- GNC appears intent on suing Fox Broadcasting after the retailer's Super Bowl commercial was rejected by the National Football League after it already had been approved by Fox to air during the big game, reportedly because the supplements retailer is “associated with the production, manufacture or distribution of NFL banned substances.”
- Jeff Hennion, chief marketing and e-commerce officer at GNC, said in a statement that "after two approval processes, Fox Broadcasting informed us that our company and our message of inspirational true stories was not permitted to air due to NFL policy. In turn, GNC has retained legal counsel and is in the process of preparing a formal complaint with Fox Broadcasting Co.”
- The 30-second spot — which reportedly cost GNC $5 million and was scheduled to air during premium viewing time in the first quarter of the game — was intended to be the latest step in a major GNC rebranding effort begun in December. GNC was notified only six days before the Super Bowl that the commercial would not air.
It's easy to understand why the saintly, spotless NFL wouldn't want be associated with a retailer of vitamins and other supplements. After all, no NFL player has ever been accused of murder or domestic abuse, has been suspended for drug use, or has been arrested for any reason. So, why court controversy when the NFL is so completely free of it?

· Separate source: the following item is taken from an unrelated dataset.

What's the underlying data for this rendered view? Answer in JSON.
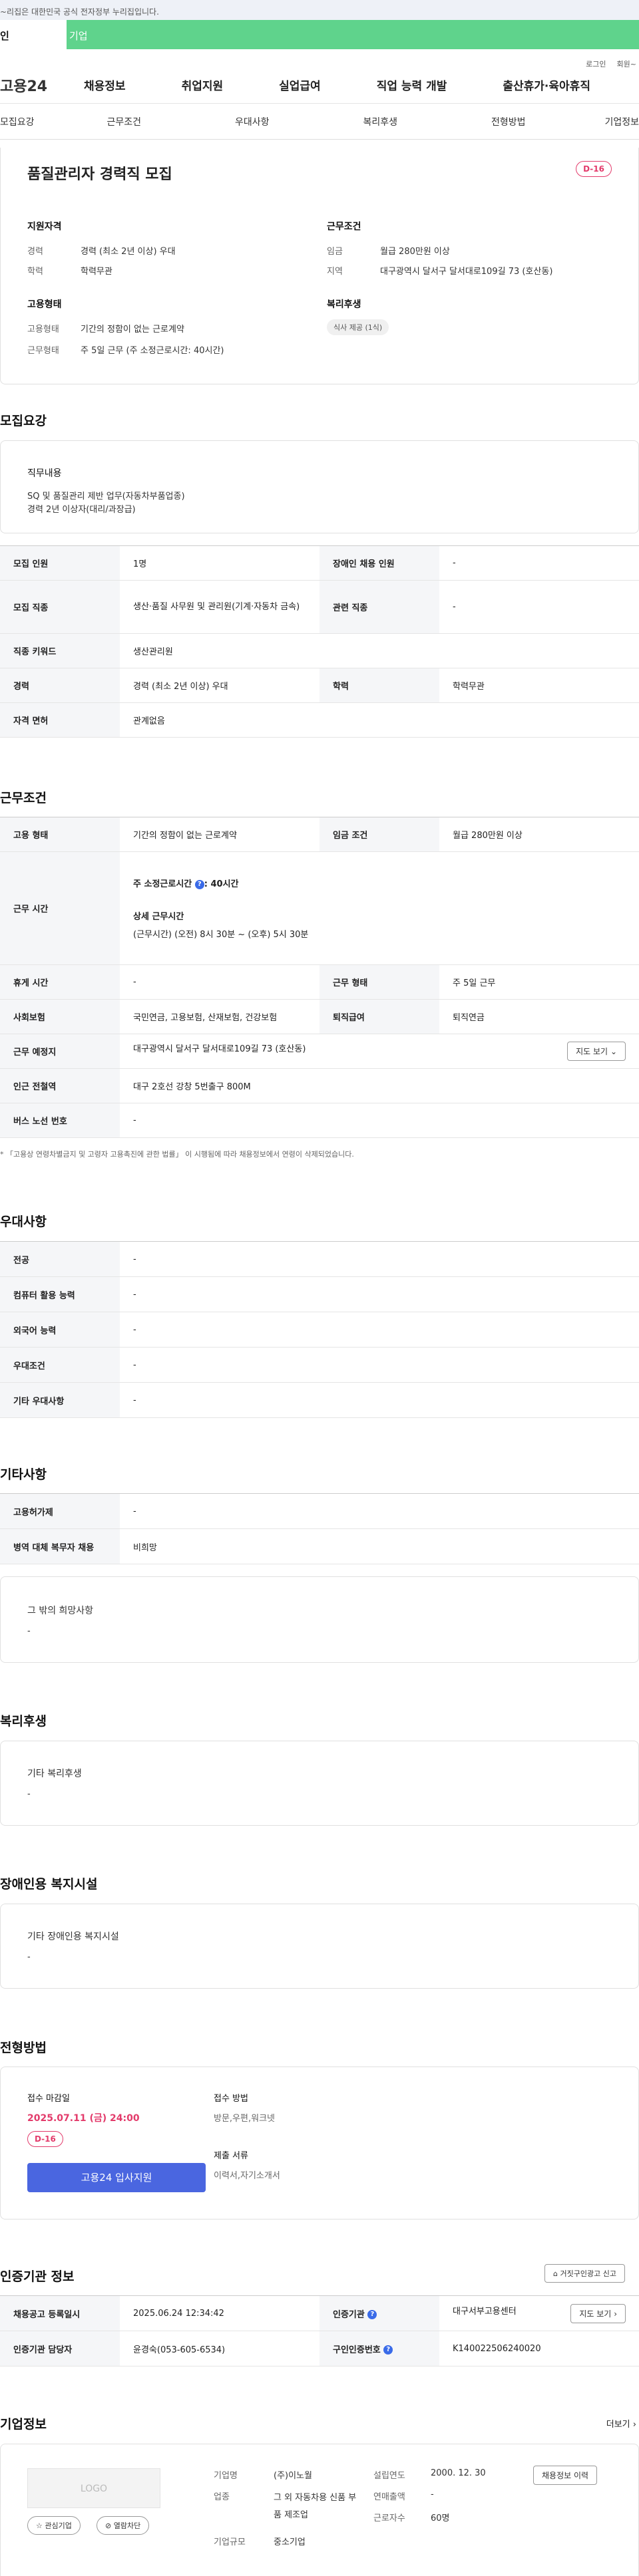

GNC has said the NFL-banned substances in question are present in less than 3% of the supplements it sells, so even if it wanted to, GNC couldn't exactly lay claim to the tagline "Your top source for NFL-banned substances." Plus, the TV commercial obviously would have been directed not at NFL players, a handful of whom were quite busy at the time the commercial would have aired, and as group probably know better than to buy supplements at a general retailer that hasn't been approved by the league or their team (although the league-wide rap sheet may suggest otherwise.) No, the commercial obviously was aimed at those of us who didn't quite make the NFL cut, but still want to stay in premium shape — with an assist from the pharmaceutical industry, of course.
While the move to drop GNC's commercial ultimately appears to have been the NFL's decision, it also appears that Fox Broadcasting's was the one that dropped the ball, misunderstanding the league's guidelines for what kinds of companies are allowed to sponsor its biggest event of the year. Either that, or the NFL initially approved (or did not disapprove) GNC as a sponsor and later lost its nerve. It seems unlikely that things would have gotten this far without the league being aware that GNC had signed on and what it was planning to do, but such details are not yet clear.
Meanwhile, this is a pretty disappointing turn of events for GNC, which really seemed to be trying hard to admit past mistakes and turn itself around. Needless to say, there may not be a better platform than the Super Bowl for a retailer to get the word out to every possible corner of the world that it's changing its game. GNC has been robbed of that opportunity after it already invested in it. Its best hope is that the controversy itself can generate enough attention on its own that consumers become more aware of its rebranding and keep an eye out for the next phase of that campaign.
A lawsuit probably will help it do that, though don't mistake this threat to sue as an attention-grab and nothing more. GNC deserves some payback after being led down a path that turned out to be a dead end.